Proving $n! < n^n$

Question

I have to prove $n! < n^n$ for positive integers greater than 1, but with a little twist. I have to show $P(n-1)$ holds. For the left, I know $(n-1)! = \frac{n!}{n}$ and I'm stuck from there thinking about $(n-1)^{n-1}$.

Answer 1

The inductive proof is standard and will surely be supplied by another answer. Here's a cooler way to do it:

Recall that $n! = \underbrace{n \cdot (n-1) \cdot (n-2) \cdot \ldots \cdot 2 \cdot 1}_{\text{n elements}}$.

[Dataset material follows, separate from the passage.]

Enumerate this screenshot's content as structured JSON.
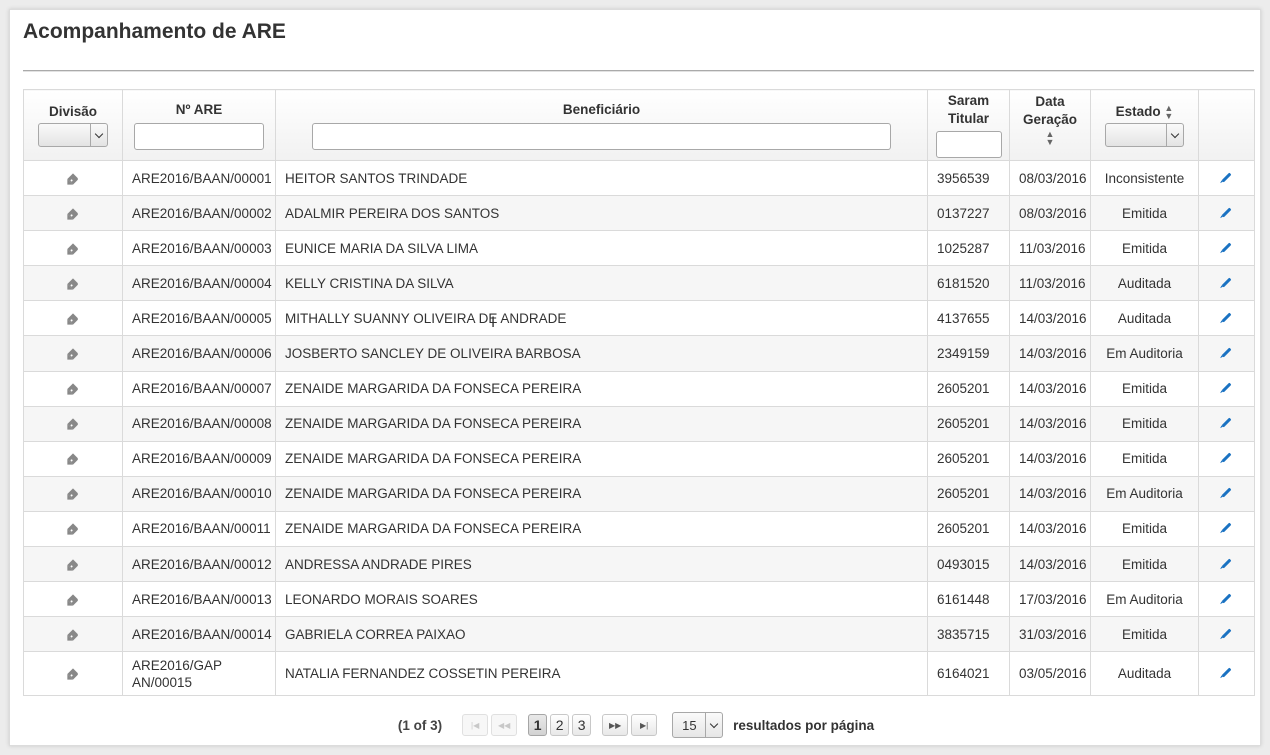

Recall that $n^n = \underbrace{n \cdot n \cdot n \cdot \ldots \cdot n}_{\text{n elements}}$

So both $n!$ and $n^n$ are sequences of length $n$: for the first element of both, $n=n$. Thereafter, the element from $n^n$ is always larger, because $n > n-1, \ldots, n >1$. We know from the axioms of arithmetic and order for $\mathbb{Z}$ that if $a>b$ and $c>0$, then $ac > ab$. So the product of the elements of $n^n$ will be larger.

Answer 2

HINT:

If $ m^m> m!,$

$ (m+1)^{m+1}=(m+1) (m+1)^m> (m+1)m^m$ for $m>0$

$\implies (m+1)^{m+1} >(m+1)\cdot m!=(m+1)!$

Answer 3

Note that $$n^n=(n-1)^{n-1}\cdot \underbrace{\left(1+\frac1{n-1}\right)^{n-1}}_{>1\text{ if }n\ge 2}\cdot n$$

Answer 4

$1 \lt n$

$2 \lt n$

$3 \lt n$

...

$n-1 \lt n$

$n\le n$

If you multiply you get:

$1\cdot 2\cdot 3\cdot...\cdot (n-1)\cdot n \lt n\cdot n\cdot n\cdot...\cdot n\cdot n$

$n!\lt n^n$

Answer 5

Would it be acceptable to start from an obviously true statement like $$n! < (n-1)^n + (n-1)!$$ and work backwards to your desired inequality. $$n! < (n-1)^n + (n-1)!$$ $$n!-(n-1)! < (n-1)^n$$ $$\frac{n(n!)-n!}{n} < (n-1)^n$$ $$\frac{(n!)(n-1)}{n}<(n-1)^n$$ $$\frac{n!}{n}<\frac{(n-1)^n}{n-1}$$ $$(n-1)!<(n-1)^{n-1}$$

Answer 6

If you use induction, the inductive step is

$$(n+1)n!<(n+1)n^n<(n+1)(n+1)^n=(n+1)^{n+1}$$